Pole Baronets of Wolverton (1791)

Arms of Pole Baronets of Wolverton, Hampshire: Argent, a chevron between three crescents gules a mullet for difference[1]

The Pole, later Van Notten-Pole Baronetcy, of Wolverton in the County of Southampton, was created in the Baronetage of Great Britain on 28 July 1791 for Charles Pole, a London merchant.[2] Born Charles Van Notten, he was the son of Charles Van Notten, a merchant, of Amsterdam and London, (who was a descendant of Charles Van-Notten, who was created Lord of Ath and Van der Notten by Emperor Charles V, only son of Henry Van Notten, who was ennobled by Emperor Maximilian I in 1499) and his wife, Susanna Bosanquet. He married in 1769, Millicent, daughter of Charles Pole, of Holcroft, a scion of an ancient family of Radbourne Hall, Derbyshire and in 1787 changed his surname to Pole.

The baronetcy was created with remainder to the heirs male of his body, failing which to the heirs male of his daughter Susannah, wife of Isaac Minet (however, her male line is understood to have become extinct on the death of her son).

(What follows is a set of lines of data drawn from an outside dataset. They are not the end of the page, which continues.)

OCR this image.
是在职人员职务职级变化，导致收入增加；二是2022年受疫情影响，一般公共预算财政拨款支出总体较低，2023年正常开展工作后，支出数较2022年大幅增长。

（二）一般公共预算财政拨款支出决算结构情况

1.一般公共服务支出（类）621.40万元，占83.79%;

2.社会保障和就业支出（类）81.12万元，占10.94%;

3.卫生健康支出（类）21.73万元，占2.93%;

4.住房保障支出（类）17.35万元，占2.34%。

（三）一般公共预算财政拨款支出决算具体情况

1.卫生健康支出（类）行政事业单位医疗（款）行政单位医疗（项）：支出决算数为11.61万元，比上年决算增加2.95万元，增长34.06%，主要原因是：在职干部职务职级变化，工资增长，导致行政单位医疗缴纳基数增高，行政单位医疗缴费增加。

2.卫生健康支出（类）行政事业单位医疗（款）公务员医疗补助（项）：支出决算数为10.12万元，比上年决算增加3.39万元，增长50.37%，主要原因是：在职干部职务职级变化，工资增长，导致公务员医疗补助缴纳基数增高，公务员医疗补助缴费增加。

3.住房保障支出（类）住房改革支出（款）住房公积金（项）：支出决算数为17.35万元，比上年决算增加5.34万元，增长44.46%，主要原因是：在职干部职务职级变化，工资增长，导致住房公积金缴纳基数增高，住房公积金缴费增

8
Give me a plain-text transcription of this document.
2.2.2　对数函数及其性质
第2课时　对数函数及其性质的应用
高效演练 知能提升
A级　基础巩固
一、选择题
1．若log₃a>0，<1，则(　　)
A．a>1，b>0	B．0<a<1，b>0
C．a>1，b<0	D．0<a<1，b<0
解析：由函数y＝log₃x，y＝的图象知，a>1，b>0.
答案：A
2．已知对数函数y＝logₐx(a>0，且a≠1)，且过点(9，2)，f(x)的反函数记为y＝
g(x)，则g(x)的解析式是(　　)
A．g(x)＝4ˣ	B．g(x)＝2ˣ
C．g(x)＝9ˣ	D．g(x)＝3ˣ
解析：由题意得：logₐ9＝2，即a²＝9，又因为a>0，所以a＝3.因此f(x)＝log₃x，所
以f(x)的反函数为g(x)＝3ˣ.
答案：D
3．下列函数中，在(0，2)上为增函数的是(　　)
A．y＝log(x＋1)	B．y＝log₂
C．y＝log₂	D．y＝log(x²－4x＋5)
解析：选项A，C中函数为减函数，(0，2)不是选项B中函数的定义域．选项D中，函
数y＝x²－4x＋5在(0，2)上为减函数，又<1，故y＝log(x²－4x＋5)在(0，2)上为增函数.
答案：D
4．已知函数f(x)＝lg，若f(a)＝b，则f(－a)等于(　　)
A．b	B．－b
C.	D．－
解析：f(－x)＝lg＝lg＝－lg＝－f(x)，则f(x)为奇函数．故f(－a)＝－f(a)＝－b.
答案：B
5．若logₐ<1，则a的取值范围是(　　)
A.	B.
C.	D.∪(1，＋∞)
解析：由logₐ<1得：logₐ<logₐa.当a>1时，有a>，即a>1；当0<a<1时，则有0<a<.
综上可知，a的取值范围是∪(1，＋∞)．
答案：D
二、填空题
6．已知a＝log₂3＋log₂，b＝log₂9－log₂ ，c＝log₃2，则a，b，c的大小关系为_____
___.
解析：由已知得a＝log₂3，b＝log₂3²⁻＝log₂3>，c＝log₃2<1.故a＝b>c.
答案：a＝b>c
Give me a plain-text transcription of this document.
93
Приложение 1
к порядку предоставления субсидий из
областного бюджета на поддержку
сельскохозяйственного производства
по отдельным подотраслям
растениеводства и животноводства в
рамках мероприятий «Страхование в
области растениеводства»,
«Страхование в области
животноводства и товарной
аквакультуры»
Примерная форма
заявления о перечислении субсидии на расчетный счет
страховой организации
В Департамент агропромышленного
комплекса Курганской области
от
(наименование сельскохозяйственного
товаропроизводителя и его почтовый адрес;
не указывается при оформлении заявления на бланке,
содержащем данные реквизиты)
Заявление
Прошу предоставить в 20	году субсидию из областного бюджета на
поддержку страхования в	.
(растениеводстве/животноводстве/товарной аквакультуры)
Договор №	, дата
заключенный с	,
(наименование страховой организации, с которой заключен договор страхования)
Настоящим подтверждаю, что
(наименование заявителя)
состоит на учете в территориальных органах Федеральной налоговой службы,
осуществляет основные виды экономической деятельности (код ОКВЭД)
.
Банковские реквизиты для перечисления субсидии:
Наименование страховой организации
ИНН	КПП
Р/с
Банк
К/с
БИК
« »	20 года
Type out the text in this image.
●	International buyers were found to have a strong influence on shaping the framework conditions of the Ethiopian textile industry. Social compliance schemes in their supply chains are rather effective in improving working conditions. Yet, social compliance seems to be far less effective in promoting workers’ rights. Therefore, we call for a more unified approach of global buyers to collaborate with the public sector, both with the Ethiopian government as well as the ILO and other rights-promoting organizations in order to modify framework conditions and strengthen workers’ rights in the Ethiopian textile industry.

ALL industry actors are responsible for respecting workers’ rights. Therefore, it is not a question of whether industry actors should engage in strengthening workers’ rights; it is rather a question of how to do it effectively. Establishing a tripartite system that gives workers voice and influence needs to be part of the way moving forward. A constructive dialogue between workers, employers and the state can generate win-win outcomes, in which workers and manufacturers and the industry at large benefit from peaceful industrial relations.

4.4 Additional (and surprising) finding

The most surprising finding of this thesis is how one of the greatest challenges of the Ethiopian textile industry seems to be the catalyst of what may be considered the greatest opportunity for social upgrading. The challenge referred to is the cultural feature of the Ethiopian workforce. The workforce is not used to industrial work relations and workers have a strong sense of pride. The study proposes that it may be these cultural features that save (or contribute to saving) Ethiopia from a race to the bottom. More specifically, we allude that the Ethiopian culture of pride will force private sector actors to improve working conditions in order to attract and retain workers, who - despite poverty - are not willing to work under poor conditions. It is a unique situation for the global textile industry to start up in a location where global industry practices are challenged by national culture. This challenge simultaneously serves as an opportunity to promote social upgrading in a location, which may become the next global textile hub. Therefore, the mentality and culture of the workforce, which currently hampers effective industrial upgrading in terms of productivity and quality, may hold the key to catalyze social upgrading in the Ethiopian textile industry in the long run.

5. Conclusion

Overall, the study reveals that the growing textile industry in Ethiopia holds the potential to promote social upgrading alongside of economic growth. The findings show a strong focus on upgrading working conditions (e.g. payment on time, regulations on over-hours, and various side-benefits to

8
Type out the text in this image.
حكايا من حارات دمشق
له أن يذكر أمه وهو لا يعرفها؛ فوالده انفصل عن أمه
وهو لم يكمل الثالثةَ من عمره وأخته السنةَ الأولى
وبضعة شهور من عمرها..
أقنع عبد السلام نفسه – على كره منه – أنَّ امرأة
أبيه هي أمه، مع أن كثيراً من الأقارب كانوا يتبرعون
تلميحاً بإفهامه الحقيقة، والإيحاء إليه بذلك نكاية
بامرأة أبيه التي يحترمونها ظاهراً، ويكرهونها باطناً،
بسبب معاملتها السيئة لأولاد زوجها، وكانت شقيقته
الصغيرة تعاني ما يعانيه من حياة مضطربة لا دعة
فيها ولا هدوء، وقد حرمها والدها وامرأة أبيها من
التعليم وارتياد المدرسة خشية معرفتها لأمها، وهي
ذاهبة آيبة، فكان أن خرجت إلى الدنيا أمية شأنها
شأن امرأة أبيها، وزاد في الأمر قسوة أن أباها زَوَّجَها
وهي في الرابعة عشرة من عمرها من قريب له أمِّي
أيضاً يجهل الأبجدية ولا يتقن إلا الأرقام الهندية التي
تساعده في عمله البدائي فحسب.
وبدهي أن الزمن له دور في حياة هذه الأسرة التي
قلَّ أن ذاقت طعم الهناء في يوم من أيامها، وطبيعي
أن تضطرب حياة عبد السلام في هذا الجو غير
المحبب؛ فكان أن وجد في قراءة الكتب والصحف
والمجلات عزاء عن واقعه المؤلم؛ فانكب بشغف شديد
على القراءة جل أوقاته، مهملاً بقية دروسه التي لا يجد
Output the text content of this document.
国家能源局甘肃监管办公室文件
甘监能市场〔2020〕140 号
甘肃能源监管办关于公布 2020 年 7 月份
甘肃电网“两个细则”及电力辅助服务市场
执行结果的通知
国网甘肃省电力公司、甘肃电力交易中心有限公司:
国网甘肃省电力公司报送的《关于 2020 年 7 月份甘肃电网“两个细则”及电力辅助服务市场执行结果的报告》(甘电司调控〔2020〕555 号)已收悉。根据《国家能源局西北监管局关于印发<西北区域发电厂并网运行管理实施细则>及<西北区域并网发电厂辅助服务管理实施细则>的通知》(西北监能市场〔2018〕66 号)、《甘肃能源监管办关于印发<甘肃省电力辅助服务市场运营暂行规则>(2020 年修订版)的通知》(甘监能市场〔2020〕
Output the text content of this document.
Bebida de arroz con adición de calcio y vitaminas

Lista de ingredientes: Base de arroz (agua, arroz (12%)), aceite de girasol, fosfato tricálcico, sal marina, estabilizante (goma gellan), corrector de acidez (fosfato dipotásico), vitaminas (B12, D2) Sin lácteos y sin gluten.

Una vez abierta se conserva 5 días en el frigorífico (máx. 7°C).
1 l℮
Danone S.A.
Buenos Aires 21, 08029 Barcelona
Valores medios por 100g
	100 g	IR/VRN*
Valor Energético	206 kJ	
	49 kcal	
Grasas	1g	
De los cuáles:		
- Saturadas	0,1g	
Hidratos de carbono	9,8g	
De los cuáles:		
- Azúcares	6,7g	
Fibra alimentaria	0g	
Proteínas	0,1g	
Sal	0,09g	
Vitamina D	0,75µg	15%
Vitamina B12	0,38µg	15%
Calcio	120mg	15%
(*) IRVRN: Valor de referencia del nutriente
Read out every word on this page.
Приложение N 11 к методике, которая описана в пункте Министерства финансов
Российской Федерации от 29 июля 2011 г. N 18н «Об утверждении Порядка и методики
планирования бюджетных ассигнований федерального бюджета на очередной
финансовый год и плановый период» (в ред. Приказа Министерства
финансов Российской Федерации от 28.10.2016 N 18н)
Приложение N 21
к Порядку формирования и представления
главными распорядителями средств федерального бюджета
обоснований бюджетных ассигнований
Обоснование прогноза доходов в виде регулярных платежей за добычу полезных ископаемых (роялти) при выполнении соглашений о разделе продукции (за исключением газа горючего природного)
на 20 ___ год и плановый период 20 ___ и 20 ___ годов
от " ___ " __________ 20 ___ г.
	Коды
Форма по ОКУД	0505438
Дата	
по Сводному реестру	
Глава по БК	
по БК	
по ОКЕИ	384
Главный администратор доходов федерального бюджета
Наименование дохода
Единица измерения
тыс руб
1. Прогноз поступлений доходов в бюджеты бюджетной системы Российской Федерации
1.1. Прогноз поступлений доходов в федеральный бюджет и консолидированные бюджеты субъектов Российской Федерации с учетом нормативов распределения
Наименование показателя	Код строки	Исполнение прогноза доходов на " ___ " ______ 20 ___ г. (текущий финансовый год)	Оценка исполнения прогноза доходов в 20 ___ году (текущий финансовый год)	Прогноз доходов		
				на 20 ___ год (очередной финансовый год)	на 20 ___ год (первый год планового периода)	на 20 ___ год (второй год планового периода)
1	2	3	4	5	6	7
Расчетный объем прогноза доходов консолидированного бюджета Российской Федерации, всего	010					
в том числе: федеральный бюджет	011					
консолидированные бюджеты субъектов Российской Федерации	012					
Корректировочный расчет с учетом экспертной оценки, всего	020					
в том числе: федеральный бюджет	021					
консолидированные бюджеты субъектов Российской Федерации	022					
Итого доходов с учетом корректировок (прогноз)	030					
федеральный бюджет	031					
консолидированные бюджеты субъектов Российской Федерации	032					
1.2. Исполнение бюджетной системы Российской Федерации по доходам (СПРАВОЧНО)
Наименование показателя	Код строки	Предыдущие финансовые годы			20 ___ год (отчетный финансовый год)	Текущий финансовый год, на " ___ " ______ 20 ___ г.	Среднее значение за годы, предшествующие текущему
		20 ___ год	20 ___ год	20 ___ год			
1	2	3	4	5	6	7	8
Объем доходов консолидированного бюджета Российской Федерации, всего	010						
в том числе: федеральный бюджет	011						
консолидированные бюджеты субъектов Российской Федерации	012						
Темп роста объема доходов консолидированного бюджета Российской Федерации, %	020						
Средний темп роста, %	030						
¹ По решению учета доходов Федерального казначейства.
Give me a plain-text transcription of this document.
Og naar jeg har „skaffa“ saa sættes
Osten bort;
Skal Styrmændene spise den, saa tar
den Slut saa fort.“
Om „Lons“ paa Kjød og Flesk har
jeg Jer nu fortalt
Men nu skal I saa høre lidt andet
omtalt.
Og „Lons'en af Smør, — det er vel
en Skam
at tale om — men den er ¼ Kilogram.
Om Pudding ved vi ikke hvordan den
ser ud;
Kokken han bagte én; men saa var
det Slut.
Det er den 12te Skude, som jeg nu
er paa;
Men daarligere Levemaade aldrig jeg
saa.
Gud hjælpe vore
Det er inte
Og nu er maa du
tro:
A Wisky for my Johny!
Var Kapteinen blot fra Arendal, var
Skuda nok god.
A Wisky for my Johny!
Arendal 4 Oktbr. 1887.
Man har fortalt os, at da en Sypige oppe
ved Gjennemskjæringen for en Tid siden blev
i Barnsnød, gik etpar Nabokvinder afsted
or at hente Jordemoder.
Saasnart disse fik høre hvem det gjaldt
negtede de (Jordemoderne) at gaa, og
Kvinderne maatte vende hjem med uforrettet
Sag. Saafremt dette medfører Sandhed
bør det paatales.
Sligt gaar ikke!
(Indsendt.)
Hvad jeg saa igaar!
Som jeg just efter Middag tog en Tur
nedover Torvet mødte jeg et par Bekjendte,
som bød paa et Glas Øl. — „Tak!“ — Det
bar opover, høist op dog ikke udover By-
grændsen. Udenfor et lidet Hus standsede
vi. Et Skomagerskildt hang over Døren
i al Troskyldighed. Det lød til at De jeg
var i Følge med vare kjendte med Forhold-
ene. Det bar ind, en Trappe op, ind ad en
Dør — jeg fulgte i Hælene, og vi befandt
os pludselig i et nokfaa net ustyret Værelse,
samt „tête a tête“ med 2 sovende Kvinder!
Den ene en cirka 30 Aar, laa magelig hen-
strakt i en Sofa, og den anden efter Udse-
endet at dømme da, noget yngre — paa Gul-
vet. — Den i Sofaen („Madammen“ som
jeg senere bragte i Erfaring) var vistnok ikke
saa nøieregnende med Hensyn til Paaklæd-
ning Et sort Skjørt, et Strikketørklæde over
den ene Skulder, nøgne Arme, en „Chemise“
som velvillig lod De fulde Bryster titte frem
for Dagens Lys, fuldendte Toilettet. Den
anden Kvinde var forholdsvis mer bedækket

His son, the second Baronet, sat as Tory Member of Parliament for Yarmouth and sold Wolverton House to the Duke of Wellington in 1837.

The third Baronet of Todenham House, Gloucestershire, was High Sheriff of Warwickshire in 1856. He assumed in 1853 by Royal licence the additional surname of Van Notten.[3] This line of the family failed on the death of the fourth Baronet in 1948. He was succeeded by the fifth Baronet, a descendant of General Edward Pole, fourth son of the second Baronet. He uses the surname of Pole only.

  1. ^ Debrett's Peerage, 1968, p. 646
  2. ^ "No. 13318". The London Gazette. 18 June 1791. p. 363.
  3. ^ "No. 21449". The London Gazette. 17 June 1863. p. 1701.